Les questions qui ne satisfont pas aux exigences de la certification

Question 5 – « Le refus de la Cour de permettre aux avocats spéciaux d’interroger et, finalement, de contre-interroger les sources humaines à huis clos constitue-t-il une erreur de droit? »

 

[14]           La question 5 découle d’un contexte factuel particulier, en raison de la publication de l’ordonnance et des motifs d’ordonnance de la Cour en octobre 2009 (Harkat (Re), 2009 CF 1050). Par lettre confidentielle à la Cour, les avocats spéciaux ont soulevé la question formulée à la question 5. La Cour a traité cette question pendant l’audience à huis clos. La portée de la demande des avocats spéciaux était plus limitée que celle de la question 5, comme le montrent les transcriptions des audiences à huis clos du 9 et du 10 novembre 2009.

 

[15]           Cette demande limitée des avocats spéciaux n’est pas déterminante de la totalité des questions en jeu et ne changerait pas les conclusions tirées.
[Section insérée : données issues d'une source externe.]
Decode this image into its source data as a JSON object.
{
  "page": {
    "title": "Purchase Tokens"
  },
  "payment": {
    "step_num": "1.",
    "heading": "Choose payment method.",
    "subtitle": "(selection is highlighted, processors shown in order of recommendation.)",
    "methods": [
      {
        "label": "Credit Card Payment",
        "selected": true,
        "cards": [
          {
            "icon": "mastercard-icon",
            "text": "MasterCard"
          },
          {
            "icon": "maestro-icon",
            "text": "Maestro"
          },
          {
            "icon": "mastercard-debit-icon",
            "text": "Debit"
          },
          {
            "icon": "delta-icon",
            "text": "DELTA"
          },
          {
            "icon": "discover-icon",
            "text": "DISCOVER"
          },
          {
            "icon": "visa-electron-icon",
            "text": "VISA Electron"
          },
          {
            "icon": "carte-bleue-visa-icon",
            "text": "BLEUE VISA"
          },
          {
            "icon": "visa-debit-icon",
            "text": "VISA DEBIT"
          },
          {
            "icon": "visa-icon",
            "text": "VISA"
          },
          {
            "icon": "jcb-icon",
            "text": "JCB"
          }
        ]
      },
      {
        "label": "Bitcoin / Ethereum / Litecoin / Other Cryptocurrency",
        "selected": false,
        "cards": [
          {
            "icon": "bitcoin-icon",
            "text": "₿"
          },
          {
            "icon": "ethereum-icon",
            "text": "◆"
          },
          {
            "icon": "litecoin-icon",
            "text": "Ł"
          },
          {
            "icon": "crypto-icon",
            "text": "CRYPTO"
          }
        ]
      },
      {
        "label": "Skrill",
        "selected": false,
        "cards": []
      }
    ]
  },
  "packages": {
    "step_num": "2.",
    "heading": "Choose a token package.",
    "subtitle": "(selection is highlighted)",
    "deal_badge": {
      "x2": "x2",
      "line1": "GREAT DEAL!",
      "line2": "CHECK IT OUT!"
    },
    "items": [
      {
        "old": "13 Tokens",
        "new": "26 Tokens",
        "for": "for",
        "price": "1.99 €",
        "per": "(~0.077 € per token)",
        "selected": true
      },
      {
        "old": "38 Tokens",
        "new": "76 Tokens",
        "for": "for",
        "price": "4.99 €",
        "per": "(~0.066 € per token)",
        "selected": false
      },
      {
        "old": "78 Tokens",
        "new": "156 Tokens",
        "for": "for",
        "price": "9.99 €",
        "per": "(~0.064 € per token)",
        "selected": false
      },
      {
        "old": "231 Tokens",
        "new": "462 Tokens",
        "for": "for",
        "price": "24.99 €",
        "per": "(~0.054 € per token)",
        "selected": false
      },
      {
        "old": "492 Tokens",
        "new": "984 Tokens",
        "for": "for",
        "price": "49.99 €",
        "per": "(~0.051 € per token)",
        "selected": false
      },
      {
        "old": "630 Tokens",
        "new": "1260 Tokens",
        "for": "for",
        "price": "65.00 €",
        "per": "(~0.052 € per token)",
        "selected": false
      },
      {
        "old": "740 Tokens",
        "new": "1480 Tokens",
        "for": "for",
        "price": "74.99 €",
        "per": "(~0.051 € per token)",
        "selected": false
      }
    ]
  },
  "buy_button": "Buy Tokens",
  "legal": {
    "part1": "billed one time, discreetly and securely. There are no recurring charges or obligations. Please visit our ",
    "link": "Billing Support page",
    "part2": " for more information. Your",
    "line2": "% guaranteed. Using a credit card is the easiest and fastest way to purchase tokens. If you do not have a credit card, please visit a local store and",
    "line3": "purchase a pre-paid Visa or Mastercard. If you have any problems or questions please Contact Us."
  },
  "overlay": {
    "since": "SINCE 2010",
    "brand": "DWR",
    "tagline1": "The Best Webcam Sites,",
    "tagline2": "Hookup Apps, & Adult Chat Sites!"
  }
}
La crédibilité des sources humaines a été évaluée par la Cour (voir les notes de bas de page expurgées de Harkat (Re), 2010 CF 1241). Il a été conclu par tous les participants à l’audience à huis clos qu’une des sources était crédible. La Cour renvoie les avocats des ministres et les avocats spéciaux aux transcriptions des audiences à huis clos des 9 et 10 novembre 2009, ainsi qu’à l’annexe expurgée de Harkat (Re), 2010 CF 1243.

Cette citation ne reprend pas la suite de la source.